“Mustafa Kemal Atatürk demiştir ki: ‘Denizcilik sadece ulaştırma işi değil, iktisadi iş olarak anlaşılacak ve tersaneler, gemiler, limanlar ve iskeleler inşa edilecek, deniz sporları kulüpleri kurulacak ve korunup geliştirilecektir. Çünkü: Toprakların ucu deniz olan bir ulusun sınırını, halkının kudret ve yeteneğinin hududu çizer.’ Atatürk’ün bu sözlerinin karşılığı kuşkusuz ki Kabotaj Kanununun çıkmasıdır.
1 Temmuz 1926 tarihi, Türk denizciliği için bir dönüm noktasıdır. Çünkü bundan 97 yıl önce çıkan Kabotaj Kanunu ile birlikte denizcilik açısından bu toprakların yazgısı değişmiştir.
Kabotaj hakkının yabancılarda olduğu, Türklerin kendi limanlarını özgürce kullanamadığı dönem bu kanunun çıkmasıyla son bulmuştur.

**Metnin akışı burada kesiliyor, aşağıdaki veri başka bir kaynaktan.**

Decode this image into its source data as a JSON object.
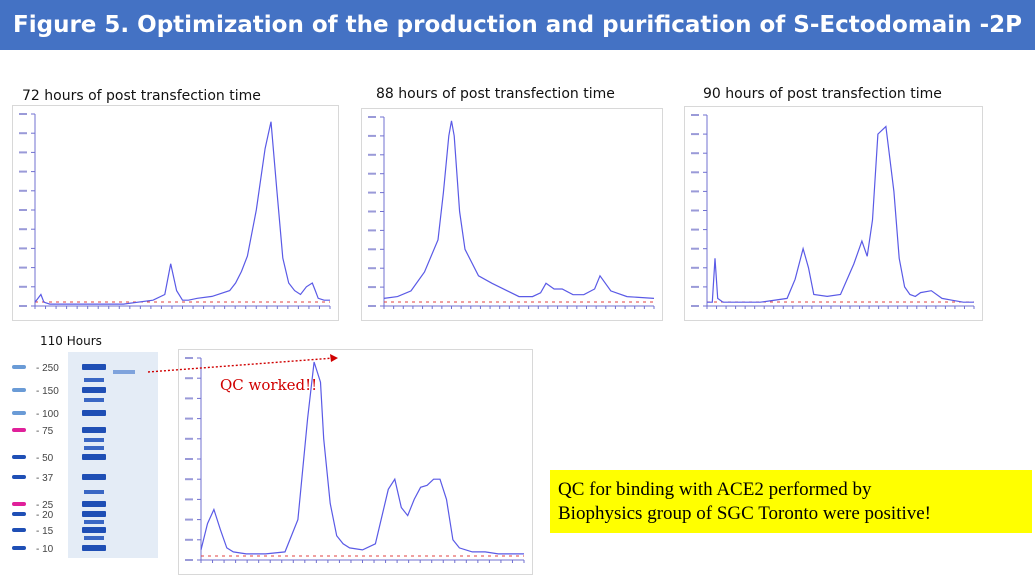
{
  "header": {
    "title": "Figure 5. Optimization of the production and purification of S-Ectodomain -2P"
  },
  "captions": {
    "p72": "72 hours of post transfection time",
    "p88": "88 hours of  post transfection time",
    "p90": "90 hours of post transfection time",
    "gel": "110  Hours"
  },
  "gel": {
    "markers": [
      "250",
      "150",
      "100",
      "75",
      "50",
      "37",
      "25",
      "20",
      "15",
      "10"
    ]
  },
  "annotation": {
    "qc": "QC worked!!"
  },
  "note": {
    "line1": "QC for binding  with ACE2 performed by",
    "line2": "Biophysics group  of SGC Toronto  were positive!"
  },
  "colors": {
    "header": "#4472c4",
    "trace": "#5a5ae6",
    "note_bg": "#ffff00",
    "annotation": "#d00000",
    "gel_band": "#1f4fb5"
  },
  "chart_data": [
    {
      "type": "line",
      "title": "72 hours of post transfection time",
      "ylim": [
        0,
        100
      ],
      "x": [
        0,
        2,
        3,
        5,
        10,
        20,
        30,
        40,
        44,
        46,
        48,
        50,
        52,
        55,
        60,
        66,
        68,
        70,
        72,
        75,
        78,
        80,
        82,
        84,
        86,
        88,
        90,
        92,
        94,
        95,
        96,
        98,
        100
      ],
      "y": [
        2,
        6,
        2,
        1,
        1,
        1,
        1,
        3,
        6,
        22,
        8,
        3,
        3,
        4,
        5,
        8,
        12,
        18,
        26,
        50,
        82,
        96,
        60,
        25,
        12,
        8,
        6,
        10,
        12,
        8,
        4,
        3,
        3
      ]
    },
    {
      "type": "line",
      "title": "88 hours of  post transfection time",
      "ylim": [
        0,
        100
      ],
      "x": [
        0,
        5,
        10,
        15,
        20,
        22,
        24,
        25,
        26,
        28,
        30,
        35,
        40,
        50,
        55,
        58,
        60,
        63,
        66,
        70,
        74,
        78,
        80,
        84,
        90,
        100
      ],
      "y": [
        4,
        5,
        8,
        18,
        35,
        60,
        90,
        98,
        90,
        50,
        30,
        16,
        12,
        5,
        5,
        7,
        12,
        9,
        9,
        6,
        6,
        9,
        16,
        8,
        5,
        4
      ]
    },
    {
      "type": "line",
      "title": "90 hours of post transfection time",
      "ylim": [
        0,
        100
      ],
      "x": [
        0,
        2,
        3,
        4,
        6,
        10,
        20,
        30,
        33,
        36,
        38,
        40,
        45,
        50,
        55,
        58,
        60,
        62,
        64,
        67,
        70,
        72,
        74,
        76,
        78,
        80,
        84,
        88,
        92,
        96,
        100
      ],
      "y": [
        2,
        2,
        25,
        4,
        2,
        2,
        2,
        4,
        14,
        30,
        20,
        6,
        5,
        6,
        22,
        34,
        26,
        45,
        90,
        94,
        60,
        25,
        10,
        6,
        5,
        7,
        8,
        4,
        3,
        2,
        2
      ]
    },
    {
      "type": "line",
      "title": "",
      "ylim": [
        0,
        100
      ],
      "x": [
        0,
        2,
        4,
        6,
        8,
        10,
        14,
        20,
        26,
        30,
        33,
        35,
        37,
        38,
        40,
        42,
        44,
        46,
        50,
        54,
        58,
        60,
        62,
        64,
        66,
        68,
        70,
        72,
        74,
        76,
        78,
        80,
        84,
        88,
        92,
        96,
        100
      ],
      "y": [
        5,
        18,
        25,
        15,
        6,
        4,
        3,
        3,
        4,
        20,
        70,
        98,
        88,
        60,
        28,
        12,
        8,
        6,
        5,
        8,
        35,
        40,
        26,
        22,
        30,
        36,
        37,
        40,
        40,
        30,
        10,
        6,
        4,
        4,
        3,
        3,
        3
      ]
    }
  ]
}
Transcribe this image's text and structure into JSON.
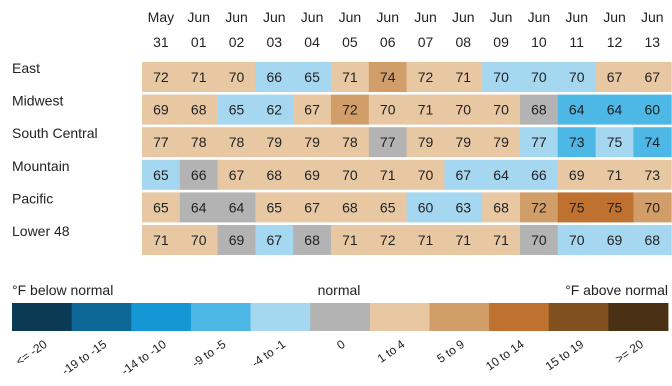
{
  "chart_data": {
    "type": "heatmap",
    "title": "",
    "columns": [
      {
        "month": "May",
        "day": "31"
      },
      {
        "month": "Jun",
        "day": "01"
      },
      {
        "month": "Jun",
        "day": "02"
      },
      {
        "month": "Jun",
        "day": "03"
      },
      {
        "month": "Jun",
        "day": "04"
      },
      {
        "month": "Jun",
        "day": "05"
      },
      {
        "month": "Jun",
        "day": "06"
      },
      {
        "month": "Jun",
        "day": "07"
      },
      {
        "month": "Jun",
        "day": "08"
      },
      {
        "month": "Jun",
        "day": "09"
      },
      {
        "month": "Jun",
        "day": "10"
      },
      {
        "month": "Jun",
        "day": "11"
      },
      {
        "month": "Jun",
        "day": "12"
      },
      {
        "month": "Jun",
        "day": "13"
      }
    ],
    "rows": [
      {
        "name": "East",
        "values": [
          72,
          71,
          70,
          66,
          65,
          71,
          74,
          72,
          71,
          70,
          70,
          70,
          67,
          67
        ],
        "anomaly": [
          2,
          2,
          2,
          -2,
          -2,
          2,
          6,
          2,
          2,
          -2,
          -2,
          -2,
          2,
          2
        ]
      },
      {
        "name": "Midwest",
        "values": [
          69,
          68,
          65,
          62,
          67,
          72,
          70,
          71,
          70,
          70,
          68,
          64,
          64,
          60
        ],
        "anomaly": [
          2,
          2,
          -2,
          -2,
          2,
          6,
          2,
          2,
          2,
          2,
          0,
          -6,
          -6,
          -9
        ]
      },
      {
        "name": "South Central",
        "values": [
          77,
          78,
          78,
          79,
          79,
          78,
          77,
          79,
          79,
          79,
          77,
          73,
          75,
          74
        ],
        "anomaly": [
          2,
          2,
          2,
          2,
          2,
          2,
          0,
          2,
          2,
          2,
          -2,
          -6,
          -2,
          -6
        ]
      },
      {
        "name": "Mountain",
        "values": [
          65,
          66,
          67,
          68,
          69,
          70,
          71,
          70,
          67,
          64,
          66,
          69,
          71,
          73
        ],
        "anomaly": [
          -2,
          0,
          2,
          2,
          2,
          2,
          2,
          2,
          -2,
          -2,
          -2,
          2,
          2,
          2
        ]
      },
      {
        "name": "Pacific",
        "values": [
          65,
          64,
          64,
          65,
          67,
          68,
          65,
          60,
          63,
          68,
          72,
          75,
          75,
          70
        ],
        "anomaly": [
          2,
          0,
          0,
          2,
          2,
          2,
          2,
          -2,
          -2,
          2,
          6,
          12,
          12,
          6
        ]
      },
      {
        "name": "Lower 48",
        "values": [
          71,
          70,
          69,
          67,
          68,
          71,
          72,
          71,
          71,
          71,
          70,
          70,
          69,
          68
        ],
        "anomaly": [
          2,
          2,
          0,
          -2,
          0,
          2,
          2,
          2,
          2,
          2,
          0,
          -2,
          -2,
          -2
        ]
      }
    ],
    "legend": {
      "left_label": "°F below normal",
      "center_label": "normal",
      "right_label": "°F above normal",
      "bins": [
        {
          "label": "<= -20",
          "color": "#0b3a55"
        },
        {
          "label": "-19 to -15",
          "color": "#0d6897"
        },
        {
          "label": "-14 to -10",
          "color": "#1497d4"
        },
        {
          "label": "-9 to -5",
          "color": "#4db7e5"
        },
        {
          "label": "-4 to -1",
          "color": "#a6d7f0"
        },
        {
          "label": "0",
          "color": "#b3b3b3"
        },
        {
          "label": "1 to 4",
          "color": "#e8c7a3"
        },
        {
          "label": "5 to 9",
          "color": "#d19e6a"
        },
        {
          "label": "10 to 14",
          "color": "#bf712f"
        },
        {
          "label": "15 to 19",
          "color": "#80501e"
        },
        {
          ">= 20": "",
          "label": ">= 20",
          "color": "#4a3015"
        }
      ]
    }
  }
}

Kanundaki, ‘Türkiye limanları ve sahilleri arasında yük ve yolcu taşınması ile kılavuzluk ve römorkaj hizmetleri, Türk vatandaşları ve Türk bayrağı taşıyan gemilerce yapılır’ hükmünün bizler için önemi büyüktür.
Evet, 97 yıl önce çıkan Kabotaj Kanunu ile birlikte akarsularda, göllerde, Marmara Denizi ile boğazlarda, bütün kara sularında ve bunlar içinde kalan körfez, liman, koy ve benzeri yerlerde mal ve yolcu taşıma hakkı Türklere verildi. Dalgıçlık, kılavuzluk, kaptanlık, çarkçılık, tayfalık ve benzeri mesleklerin Türklerce yerine getirilebileceği belirtildi. Yabancı gemilerin yalnız Türk limanlarıyla yabancı ülkelerin limanları arasında insan ve yük taşıyabileceği kabul edildi.
Tüm bu başlıklar ele alındığında, denizlerimizin bu kanunla birlikte gerçek anlamda bizim olduğu, aynı şekilde Türkiye’nin de bu kanunla birlikte bir deniz ülkesi olduğu açıktır.
Peki, sonra neler oldu?
Bu kanunla birlikte denizlerimizdeki egemenlik hakkı devletimize geçince, deniz kaynaklarımızın kullanımı da halkımızın oldu. Denizciliğimiz her yıl daha da gelişti. Büyük limanlar açıldı. Modern tersaneler kuruldu. Dünya ile ticaret bağımız güçlendi. Türk ekonomisine ciddi katkılar sağlandı. Türkiye’nin çok güçlü bir denizcilik vizyonu oluştu.
Fakat bunlar elbette ki yeterli değil. Daha güçlü bir Türk denizciliği için canla başla çalışmaya devam etmeliyiz.
Bizler, ülkemizin en önemli sanayi kentlerinden birinde, Kocaeli’de yaşıyoruz. Kocaeli doğal bir liman. İzmit Körfezi’nde 36 liman ve iskele bulunmakta. Türkiye’ye ekonomik olarak büyük katkı veren Kocaeli’nin imalat sanayine sağladığı katkı yüzde 13’ken, Türkiye dış ticaretinin yaklaşık yüzde 18’i de Kocaeli’nden gerçekleşmekte. Dolayısıyla Türk denizcilik vizyonunu için başkent özelliği taşıyan kentlerden birinde yaşıyoruz. Bu nedenledir ki denizin önemini yediden yetmişe herkesin kavramasını sağlamalı, denizin bu kent için bir nimet olduğunun farkına varmalıyız.
İMEAK Deniz Ticaret Odası Kocaeli Şubesi olarak Denizcilik ve Kabotaj Bayramı’nı kutlarken, bu kanunu çıkartan Mustafa Kemal Atatürk ve arkadaşlarını rahmetle ve minnetle anıyoruz.”